This summer has been a bit frustrating as far as whale watching goes. We have spent less time on our boat, and when we have been out the whales in the area were typically surrounded by several whale watching boats. Rather than join the chaos, we chose to stay away. The cruise ships stopped coming this week, so we decided to head out and see if we could find any whales still in the area. We got lucky and found three humpbacks in North Pass. We also saw two more spouts off in the distance. I was excited to see they all have not left the area just yet.
Two of the whales in the area appeared to be together, while the third whale was off by herself. The two that were together would surface and dive together. At one point, the two surfaced and seemed to be resting (logging). They did this for five to ten minutes. They remained side by side the entire time. Right before they dove, after logging, one blew a few bubbles then began to vocalize. I can only describe it as a groaning or growling sound. They then dove at the same time. This is the first time we have seen this type of behavior. It was very interesting and so neat to see and hear. I was able to identify one of the whales, and I am hoping to get an ID on the second whale. The whale I was able to identify is #2006, aka Magma (juneauflukes.org). Apparently Magma has frequently been seen with #924, aka Crater. The whale I observed Magma with was not Crater. I identified the third whale as #1538, aka Smudge or Flame. We have seen both Magma and Flame before.

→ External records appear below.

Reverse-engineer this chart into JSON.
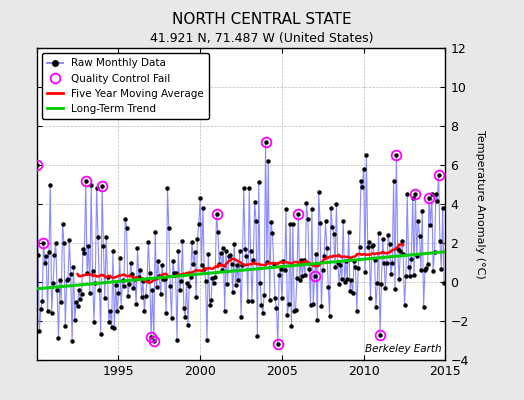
{
  "title": "NORTH CENTRAL STATE",
  "subtitle": "41.921 N, 71.487 W (United States)",
  "ylabel": "Temperature Anomaly (°C)",
  "watermark": "Berkeley Earth",
  "ylim": [
    -4,
    12
  ],
  "yticks": [
    -4,
    -2,
    0,
    2,
    4,
    6,
    8,
    10,
    12
  ],
  "xlim": [
    1990,
    2015
  ],
  "xticks": [
    1995,
    2000,
    2005,
    2010,
    2015
  ],
  "background_color": "#e8e8e8",
  "plot_bg_color": "#ffffff",
  "raw_line_color": "#7777ff",
  "raw_marker_color": "#000000",
  "qc_color": "#ff00ff",
  "moving_avg_color": "#ff0000",
  "trend_color": "#00cc00",
  "legend_items": [
    "Raw Monthly Data",
    "Quality Control Fail",
    "Five Year Moving Average",
    "Long-Term Trend"
  ],
  "trend_x": [
    1990,
    2015
  ],
  "trend_y": [
    -0.35,
    1.55
  ],
  "seed": 137
}
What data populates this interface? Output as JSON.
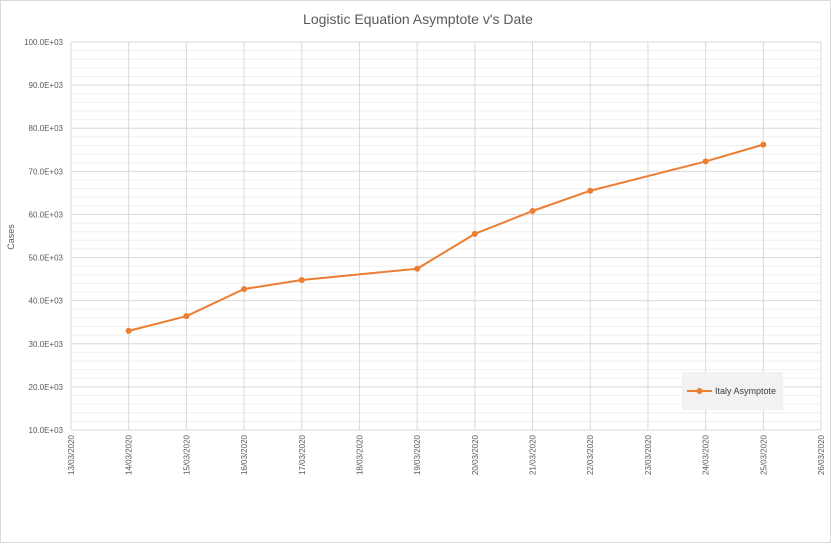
{
  "chart_data": {
    "type": "line",
    "title": "Logistic Equation Asymptote v's Date",
    "xlabel": "",
    "ylabel": "Cases",
    "x_tick_labels": [
      "13/03/2020",
      "14/03/2020",
      "15/03/2020",
      "16/03/2020",
      "17/03/2020",
      "18/03/2020",
      "19/03/2020",
      "20/03/2020",
      "21/03/2020",
      "22/03/2020",
      "23/03/2020",
      "24/03/2020",
      "25/03/2020",
      "26/03/2020"
    ],
    "y_tick_labels": [
      "10.0E+03",
      "20.0E+03",
      "30.0E+03",
      "40.0E+03",
      "50.0E+03",
      "60.0E+03",
      "70.0E+03",
      "80.0E+03",
      "90.0E+03",
      "100.0E+03"
    ],
    "xlim": [
      "13/03/2020",
      "26/03/2020"
    ],
    "ylim": [
      10000,
      100000
    ],
    "y_major_step": 10000,
    "y_minor_step": 2000,
    "grid": true,
    "legend_position": "bottom-right",
    "series": [
      {
        "name": "Italy Asymptote",
        "color": "#ed7d31",
        "x": [
          "14/03/2020",
          "15/03/2020",
          "16/03/2020",
          "17/03/2020",
          "19/03/2020",
          "20/03/2020",
          "21/03/2020",
          "22/03/2020",
          "24/03/2020",
          "25/03/2020"
        ],
        "values": [
          33000,
          36400,
          42700,
          44800,
          47400,
          55500,
          60800,
          65500,
          72300,
          76200
        ]
      }
    ]
  }
}
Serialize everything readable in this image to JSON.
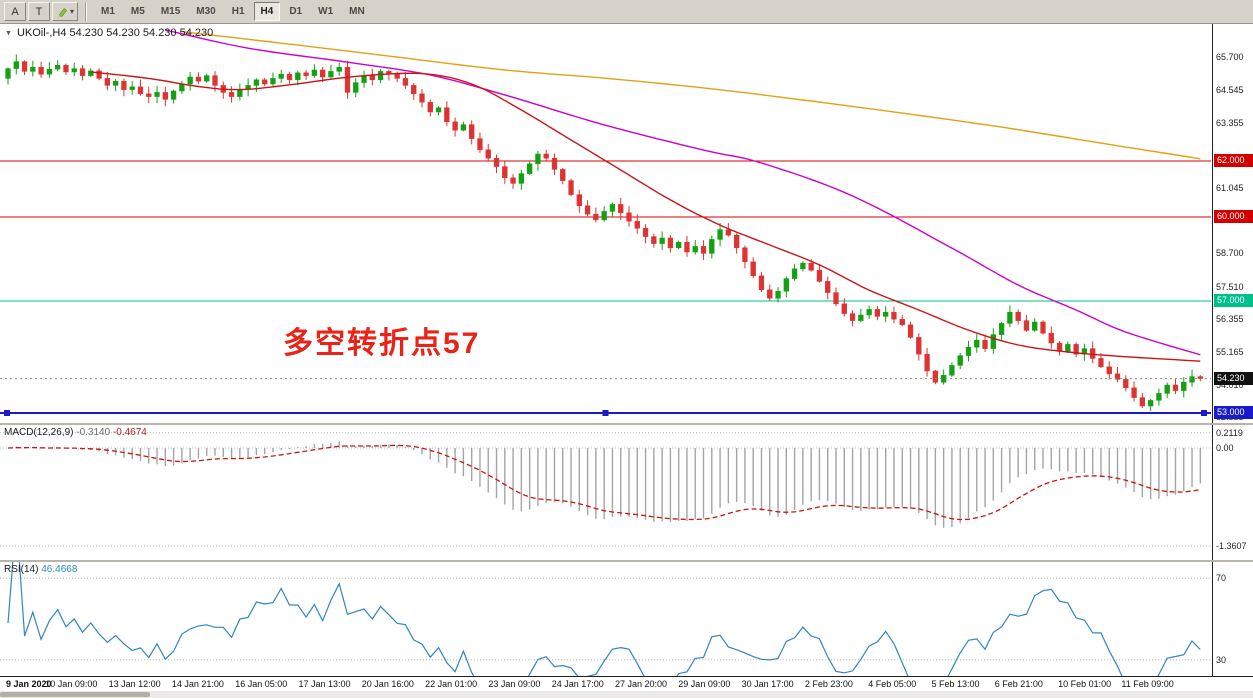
{
  "toolbar": {
    "tool_a": "A",
    "tool_t": "T",
    "timeframes": [
      "M1",
      "M5",
      "M15",
      "M30",
      "H1",
      "H4",
      "D1",
      "W1",
      "MN"
    ],
    "active_timeframe": "H4"
  },
  "chart": {
    "title": "UKOil-,H4 54.230 54.230 54.230 54.230",
    "annotation": "多空转折点57"
  },
  "macd": {
    "label": "MACD(12,26,9)",
    "value_main": "-0.3140",
    "value_signal": "-0.4674"
  },
  "rsi": {
    "label": "RSI(14)",
    "value": "46.4668"
  },
  "chart_data": {
    "type": "candlestick",
    "symbol": "UKOil-",
    "timeframe": "H4",
    "current_price": 54.23,
    "price_axis": {
      "range": [
        52.643,
        66.893
      ],
      "labels": [
        {
          "label": "65.700",
          "price": 65.7
        },
        {
          "label": "64.545",
          "price": 64.545
        },
        {
          "label": "63.355",
          "price": 63.355
        },
        {
          "label": "61.045",
          "price": 61.045
        },
        {
          "label": "58.700",
          "price": 58.7
        },
        {
          "label": "57.510",
          "price": 57.51
        },
        {
          "label": "56.355",
          "price": 56.355
        },
        {
          "label": "55.165",
          "price": 55.165
        },
        {
          "label": "54.010",
          "price": 54.01
        },
        {
          "label": "52.855",
          "price": 52.855
        }
      ],
      "badges": [
        {
          "label": "62.000",
          "price": 62.0,
          "color": "#d40000"
        },
        {
          "label": "60.000",
          "price": 60.0,
          "color": "#d40000"
        },
        {
          "label": "57.000",
          "price": 57.0,
          "color": "#00c08a"
        },
        {
          "label": "54.230",
          "price": 54.23,
          "color": "#111111",
          "current": true
        },
        {
          "label": "53.000",
          "price": 53.0,
          "color": "#1a1acd"
        }
      ]
    },
    "hlines": [
      {
        "price": 62.0,
        "color": "#d40000",
        "width": 1
      },
      {
        "price": 60.0,
        "color": "#d40000",
        "width": 1
      },
      {
        "price": 57.0,
        "color": "#00c08a",
        "width": 1
      },
      {
        "price": 53.0,
        "color": "#1a1acd",
        "width": 2,
        "selected": true
      }
    ],
    "first_open": 64.95,
    "closes": [
      65.3,
      65.55,
      65.2,
      65.35,
      65.1,
      65.28,
      65.42,
      65.18,
      65.3,
      65.05,
      65.22,
      64.95,
      64.7,
      64.85,
      64.55,
      64.65,
      64.4,
      64.3,
      64.45,
      64.2,
      64.5,
      64.75,
      65.0,
      64.85,
      65.05,
      64.7,
      64.45,
      64.3,
      64.55,
      64.7,
      64.9,
      64.75,
      64.95,
      65.1,
      64.9,
      65.15,
      65.05,
      65.25,
      65.0,
      65.2,
      65.35,
      64.45,
      64.8,
      65.05,
      64.9,
      65.2,
      65.1,
      64.95,
      64.7,
      64.4,
      64.1,
      63.75,
      63.9,
      63.4,
      63.1,
      63.3,
      62.8,
      62.4,
      62.1,
      61.8,
      61.4,
      61.2,
      61.55,
      61.9,
      62.25,
      62.1,
      61.7,
      61.3,
      60.8,
      60.4,
      60.1,
      59.9,
      60.2,
      60.45,
      60.15,
      59.85,
      59.6,
      59.3,
      59.05,
      59.25,
      58.9,
      59.1,
      58.75,
      58.95,
      58.7,
      59.2,
      59.55,
      59.35,
      58.9,
      58.4,
      57.9,
      57.4,
      57.1,
      57.35,
      57.8,
      58.15,
      58.35,
      58.1,
      57.7,
      57.3,
      56.9,
      56.55,
      56.3,
      56.5,
      56.7,
      56.45,
      56.6,
      56.35,
      56.15,
      55.7,
      55.1,
      54.5,
      54.1,
      54.35,
      54.7,
      55.05,
      55.35,
      55.6,
      55.3,
      55.8,
      56.2,
      56.6,
      56.3,
      55.95,
      56.25,
      55.85,
      55.5,
      55.2,
      55.45,
      55.1,
      55.3,
      54.95,
      54.65,
      54.4,
      54.2,
      53.9,
      53.55,
      53.25,
      53.45,
      53.7,
      54.0,
      53.8,
      54.1,
      54.3,
      54.23
    ],
    "ma": [
      {
        "name": "slow-orange",
        "color": "#e2a112",
        "points": [
          [
            21,
            66.62
          ],
          [
            35,
            66.14
          ],
          [
            47,
            65.71
          ],
          [
            60,
            65.25
          ],
          [
            72,
            64.96
          ],
          [
            84,
            64.61
          ],
          [
            96,
            64.18
          ],
          [
            108,
            63.71
          ],
          [
            120,
            63.21
          ],
          [
            132,
            62.64
          ],
          [
            144,
            62.08
          ]
        ]
      },
      {
        "name": "mid-magenta",
        "color": "#cc00cc",
        "points": [
          [
            19,
            66.68
          ],
          [
            29,
            66.03
          ],
          [
            41,
            65.53
          ],
          [
            51,
            65.07
          ],
          [
            60,
            64.36
          ],
          [
            72,
            63.29
          ],
          [
            84,
            62.39
          ],
          [
            91,
            61.93
          ],
          [
            102,
            60.75
          ],
          [
            114,
            58.89
          ],
          [
            122,
            57.57
          ],
          [
            129,
            56.68
          ],
          [
            135,
            55.89
          ],
          [
            144,
            55.08
          ]
        ]
      },
      {
        "name": "fast-red",
        "color": "#cc1414",
        "points": [
          [
            10,
            65.18
          ],
          [
            17,
            64.95
          ],
          [
            23,
            64.66
          ],
          [
            28,
            64.55
          ],
          [
            34,
            64.72
          ],
          [
            42,
            65.02
          ],
          [
            50,
            65.12
          ],
          [
            56,
            64.75
          ],
          [
            62,
            63.82
          ],
          [
            68,
            62.75
          ],
          [
            74,
            61.68
          ],
          [
            80,
            60.61
          ],
          [
            86,
            59.71
          ],
          [
            92,
            59.0
          ],
          [
            98,
            58.29
          ],
          [
            104,
            57.39
          ],
          [
            110,
            56.68
          ],
          [
            116,
            55.96
          ],
          [
            122,
            55.43
          ],
          [
            128,
            55.18
          ],
          [
            134,
            55.03
          ],
          [
            144,
            54.85
          ]
        ]
      }
    ],
    "macd_panel": {
      "range": [
        -1.556,
        0.319
      ],
      "levels": [
        {
          "label": "0.2119",
          "value": 0.2119
        },
        {
          "label": "0.00",
          "value": 0
        },
        {
          "label": "-1.3607",
          "value": -1.3607
        }
      ]
    },
    "rsi_panel": {
      "range": [
        22,
        78
      ],
      "levels": [
        {
          "label": "70",
          "value": 70
        },
        {
          "label": "30",
          "value": 30
        }
      ]
    },
    "time_labels": [
      "9 Jan 2020",
      "10 Jan 09:00",
      "13 Jan 12:00",
      "14 Jan 21:00",
      "16 Jan 05:00",
      "17 Jan 13:00",
      "20 Jan 16:00",
      "22 Jan 01:00",
      "23 Jan 09:00",
      "24 Jan 17:00",
      "27 Jan 20:00",
      "29 Jan 09:00",
      "30 Jan 17:00",
      "2 Feb 23:00",
      "4 Feb 05:00",
      "5 Feb 13:00",
      "6 Feb 21:00",
      "10 Feb 01:00",
      "11 Feb 09:00"
    ],
    "colors": {
      "bull": "#13a113",
      "bear": "#dd3333",
      "macd_hist": "#a4a4a4",
      "macd_signal": "#cc1414",
      "rsi_line": "#2f86c4",
      "annotation": "#ea2318",
      "current_line": "#888888"
    }
  }
}
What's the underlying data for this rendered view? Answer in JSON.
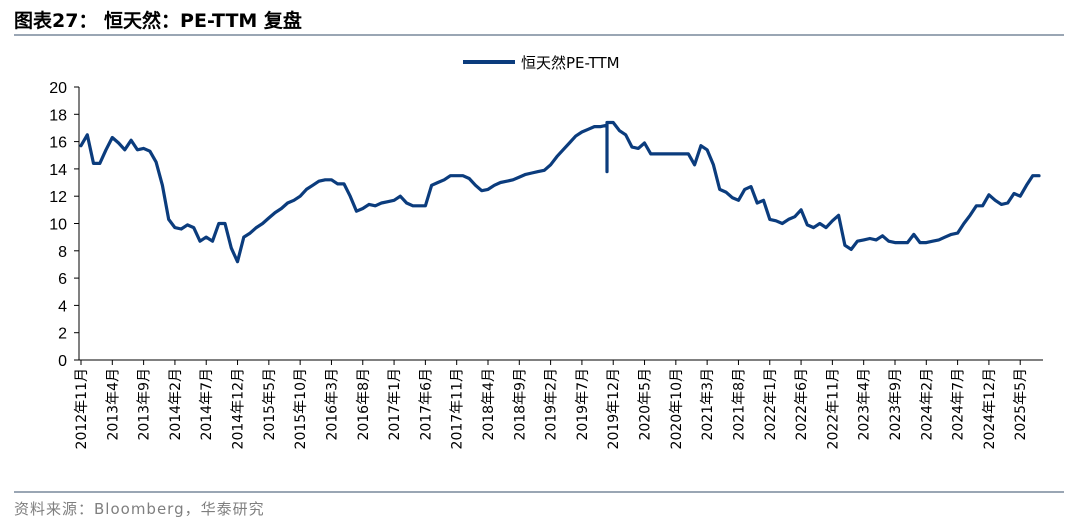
{
  "header": {
    "title": "图表27： 恒天然：PE-TTM 复盘"
  },
  "footer": {
    "source": "资料来源：Bloomberg，华泰研究"
  },
  "chart_data": {
    "type": "line",
    "title": "恒天然：PE-TTM 复盘",
    "xlabel": "",
    "ylabel": "",
    "ylim": [
      0,
      20
    ],
    "yticks": [
      0,
      2,
      4,
      6,
      8,
      10,
      12,
      14,
      16,
      18,
      20
    ],
    "grid": false,
    "legend_position": "top-center",
    "colors": {
      "series": "#0b3c7d",
      "axis": "#000000"
    },
    "x_tick_labels": [
      "2012年11月",
      "2013年4月",
      "2013年9月",
      "2014年2月",
      "2014年7月",
      "2014年12月",
      "2015年5月",
      "2015年10月",
      "2016年3月",
      "2016年8月",
      "2017年1月",
      "2017年6月",
      "2017年11月",
      "2018年4月",
      "2018年9月",
      "2019年2月",
      "2019年7月",
      "2019年12月",
      "2020年5月",
      "2020年10月",
      "2021年3月",
      "2021年8月",
      "2022年1月",
      "2022年6月",
      "2022年11月",
      "2023年4月",
      "2023年9月",
      "2024年2月",
      "2024年7月",
      "2024年12月",
      "2025年5月"
    ],
    "series": [
      {
        "name": "恒天然PE-TTM",
        "points": [
          [
            "2012-11",
            15.7
          ],
          [
            "2012-12",
            16.5
          ],
          [
            "2013-01",
            14.4
          ],
          [
            "2013-02",
            14.4
          ],
          [
            "2013-03",
            15.4
          ],
          [
            "2013-04",
            16.3
          ],
          [
            "2013-05",
            15.9
          ],
          [
            "2013-06",
            15.4
          ],
          [
            "2013-07",
            16.1
          ],
          [
            "2013-08",
            15.4
          ],
          [
            "2013-09",
            15.5
          ],
          [
            "2013-10",
            15.3
          ],
          [
            "2013-11",
            14.5
          ],
          [
            "2013-12",
            12.8
          ],
          [
            "2014-01",
            10.3
          ],
          [
            "2014-02",
            9.7
          ],
          [
            "2014-03",
            9.6
          ],
          [
            "2014-04",
            9.9
          ],
          [
            "2014-05",
            9.7
          ],
          [
            "2014-06",
            8.7
          ],
          [
            "2014-07",
            9.0
          ],
          [
            "2014-08",
            8.7
          ],
          [
            "2014-09",
            10.0
          ],
          [
            "2014-10",
            10.0
          ],
          [
            "2014-11",
            8.2
          ],
          [
            "2014-12",
            7.2
          ],
          [
            "2015-01",
            9.0
          ],
          [
            "2015-02",
            9.3
          ],
          [
            "2015-03",
            9.7
          ],
          [
            "2015-04",
            10.0
          ],
          [
            "2015-05",
            10.4
          ],
          [
            "2015-06",
            10.8
          ],
          [
            "2015-07",
            11.1
          ],
          [
            "2015-08",
            11.5
          ],
          [
            "2015-09",
            11.7
          ],
          [
            "2015-10",
            12.0
          ],
          [
            "2015-11",
            12.5
          ],
          [
            "2015-12",
            12.8
          ],
          [
            "2016-01",
            13.1
          ],
          [
            "2016-02",
            13.2
          ],
          [
            "2016-03",
            13.2
          ],
          [
            "2016-04",
            12.9
          ],
          [
            "2016-05",
            12.9
          ],
          [
            "2016-06",
            12.0
          ],
          [
            "2016-07",
            10.9
          ],
          [
            "2016-08",
            11.1
          ],
          [
            "2016-09",
            11.4
          ],
          [
            "2016-10",
            11.3
          ],
          [
            "2016-11",
            11.5
          ],
          [
            "2016-12",
            11.6
          ],
          [
            "2017-01",
            11.7
          ],
          [
            "2017-02",
            12.0
          ],
          [
            "2017-03",
            11.5
          ],
          [
            "2017-04",
            11.3
          ],
          [
            "2017-05",
            11.3
          ],
          [
            "2017-06",
            11.3
          ],
          [
            "2017-07",
            12.8
          ],
          [
            "2017-08",
            13.0
          ],
          [
            "2017-09",
            13.2
          ],
          [
            "2017-10",
            13.5
          ],
          [
            "2017-11",
            13.5
          ],
          [
            "2017-12",
            13.5
          ],
          [
            "2018-01",
            13.3
          ],
          [
            "2018-02",
            12.8
          ],
          [
            "2018-03",
            12.4
          ],
          [
            "2018-04",
            12.5
          ],
          [
            "2018-05",
            12.8
          ],
          [
            "2018-06",
            13.0
          ],
          [
            "2018-07",
            13.1
          ],
          [
            "2018-08",
            13.2
          ],
          [
            "2018-09",
            13.4
          ],
          [
            "2018-10",
            13.6
          ],
          [
            "2018-11",
            13.7
          ],
          [
            "2018-12",
            13.8
          ],
          [
            "2019-01",
            13.9
          ],
          [
            "2019-02",
            14.3
          ],
          [
            "2019-03",
            14.9
          ],
          [
            "2019-04",
            15.4
          ],
          [
            "2019-05",
            15.9
          ],
          [
            "2019-06",
            16.4
          ],
          [
            "2019-07",
            16.7
          ],
          [
            "2019-08",
            16.9
          ],
          [
            "2019-09",
            17.1
          ],
          [
            "2019-10",
            17.1
          ],
          [
            "2019-11",
            17.2
          ],
          [
            "2019-11",
            13.8
          ],
          [
            "2019-11",
            17.4
          ],
          [
            "2019-12",
            17.4
          ],
          [
            "2020-01",
            16.8
          ],
          [
            "2020-02",
            16.5
          ],
          [
            "2020-03",
            15.6
          ],
          [
            "2020-04",
            15.5
          ],
          [
            "2020-05",
            15.9
          ],
          [
            "2020-06",
            15.1
          ],
          [
            "2020-07",
            15.1
          ],
          [
            "2020-08",
            15.1
          ],
          [
            "2020-09",
            15.1
          ],
          [
            "2020-10",
            15.1
          ],
          [
            "2020-11",
            15.1
          ],
          [
            "2020-12",
            15.1
          ],
          [
            "2021-01",
            14.3
          ],
          [
            "2021-02",
            15.7
          ],
          [
            "2021-03",
            15.4
          ],
          [
            "2021-04",
            14.3
          ],
          [
            "2021-05",
            12.5
          ],
          [
            "2021-06",
            12.3
          ],
          [
            "2021-07",
            11.9
          ],
          [
            "2021-08",
            11.7
          ],
          [
            "2021-09",
            12.5
          ],
          [
            "2021-10",
            12.7
          ],
          [
            "2021-11",
            11.5
          ],
          [
            "2021-12",
            11.7
          ],
          [
            "2022-01",
            10.3
          ],
          [
            "2022-02",
            10.2
          ],
          [
            "2022-03",
            10.0
          ],
          [
            "2022-04",
            10.3
          ],
          [
            "2022-05",
            10.5
          ],
          [
            "2022-06",
            11.0
          ],
          [
            "2022-07",
            9.9
          ],
          [
            "2022-08",
            9.7
          ],
          [
            "2022-09",
            10.0
          ],
          [
            "2022-10",
            9.7
          ],
          [
            "2022-11",
            10.2
          ],
          [
            "2022-12",
            10.6
          ],
          [
            "2023-01",
            8.4
          ],
          [
            "2023-02",
            8.1
          ],
          [
            "2023-03",
            8.7
          ],
          [
            "2023-04",
            8.8
          ],
          [
            "2023-05",
            8.9
          ],
          [
            "2023-06",
            8.8
          ],
          [
            "2023-07",
            9.1
          ],
          [
            "2023-08",
            8.7
          ],
          [
            "2023-09",
            8.6
          ],
          [
            "2023-10",
            8.6
          ],
          [
            "2023-11",
            8.6
          ],
          [
            "2023-12",
            9.2
          ],
          [
            "2024-01",
            8.6
          ],
          [
            "2024-02",
            8.6
          ],
          [
            "2024-03",
            8.7
          ],
          [
            "2024-04",
            8.8
          ],
          [
            "2024-05",
            9.0
          ],
          [
            "2024-06",
            9.2
          ],
          [
            "2024-07",
            9.3
          ],
          [
            "2024-08",
            10.0
          ],
          [
            "2024-09",
            10.6
          ],
          [
            "2024-10",
            11.3
          ],
          [
            "2024-11",
            11.3
          ],
          [
            "2024-12",
            12.1
          ],
          [
            "2025-01",
            11.7
          ],
          [
            "2025-02",
            11.4
          ],
          [
            "2025-03",
            11.5
          ],
          [
            "2025-04",
            12.2
          ],
          [
            "2025-05",
            12.0
          ],
          [
            "2025-06",
            12.8
          ],
          [
            "2025-07",
            13.5
          ],
          [
            "2025-08",
            13.5
          ]
        ]
      }
    ]
  }
}
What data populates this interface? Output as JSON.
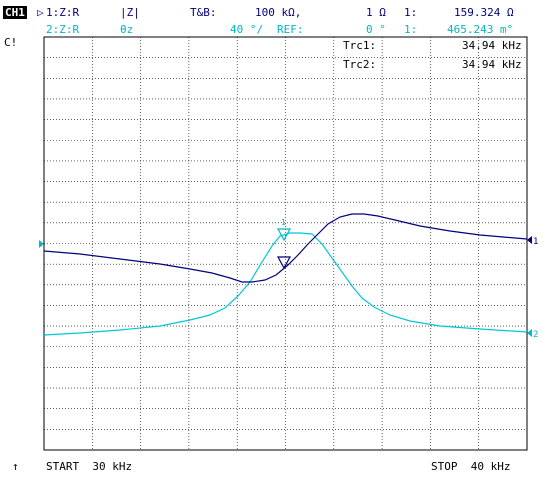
{
  "channel": {
    "badge": "CH1",
    "status_mark": "C!"
  },
  "trace1": {
    "arrow": "▷",
    "label": "1:Z:R",
    "format": "|Z|",
    "scale_label": "T&B:",
    "scale_value": "100 kΩ,",
    "ref_value": "1 Ω",
    "marker_label": "1:",
    "marker_value": "159.324 Ω",
    "end_tag": "1"
  },
  "trace2": {
    "label": "2:Z:R",
    "format": "θz",
    "scale_value": "40 °/",
    "ref_label": "REF:",
    "ref_value": "0 °",
    "marker_label": "1:",
    "marker_value": "465.243 m°",
    "end_tag": "2"
  },
  "marker_readout": [
    {
      "label": "Trc1:",
      "value": "34.94 kHz"
    },
    {
      "label": "Trc2:",
      "value": "34.94 kHz"
    }
  ],
  "marker_tag": "1",
  "footer": {
    "arrow": "↑",
    "start": "START  30 kHz",
    "stop": "STOP  40 kHz"
  },
  "colors": {
    "trace1": "#000080",
    "trace2": "#00c8d8",
    "grid": "#000000",
    "background": "#ffffff"
  }
}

We also encountered a pod of Dall's porpoise. They swam around our boat for a minute or two. This was the second time we have had Dall's porpoise do that. I was not able to get photos. They are too fast.
The whales were fairly active as one of them breached very close to a whale watching boat, while another slapped its tail several times.
A bit of a frustrating sighting due to the water conditions, the behavior of the orcas, and the position of the sun. The pod was on the move and difficult to track. There appeared to be five whales in the pod including one calf. These orcas have been identified as the T064s.
We also saw two humpbacks, Dall's porpoise, and harbour porpoise. No photos.
We spotted a lone orca near Auke Bay. The encounter was a bit frustrating due to the water conditions, the elusive behavior of the orca, and the large number of whale watching boats jockeying for position. The orca has been identified as T087. This is the second time I have seen T087 (November 26, 2016, was the first time).
The humpback encounter was equally as frustrating with the water conditions and the whale watching boat traffic.
I did not get very good photos of this whale, but I believe it was whale number 1879, aka Sasha. This is the second time I have seen her. The first was on April 9, 2017.
I believe the orcas are from AG pod of the Alaska residents (fish eaters).
We spent several hours in our boat, and saw at least 10 humpbacks while we were out.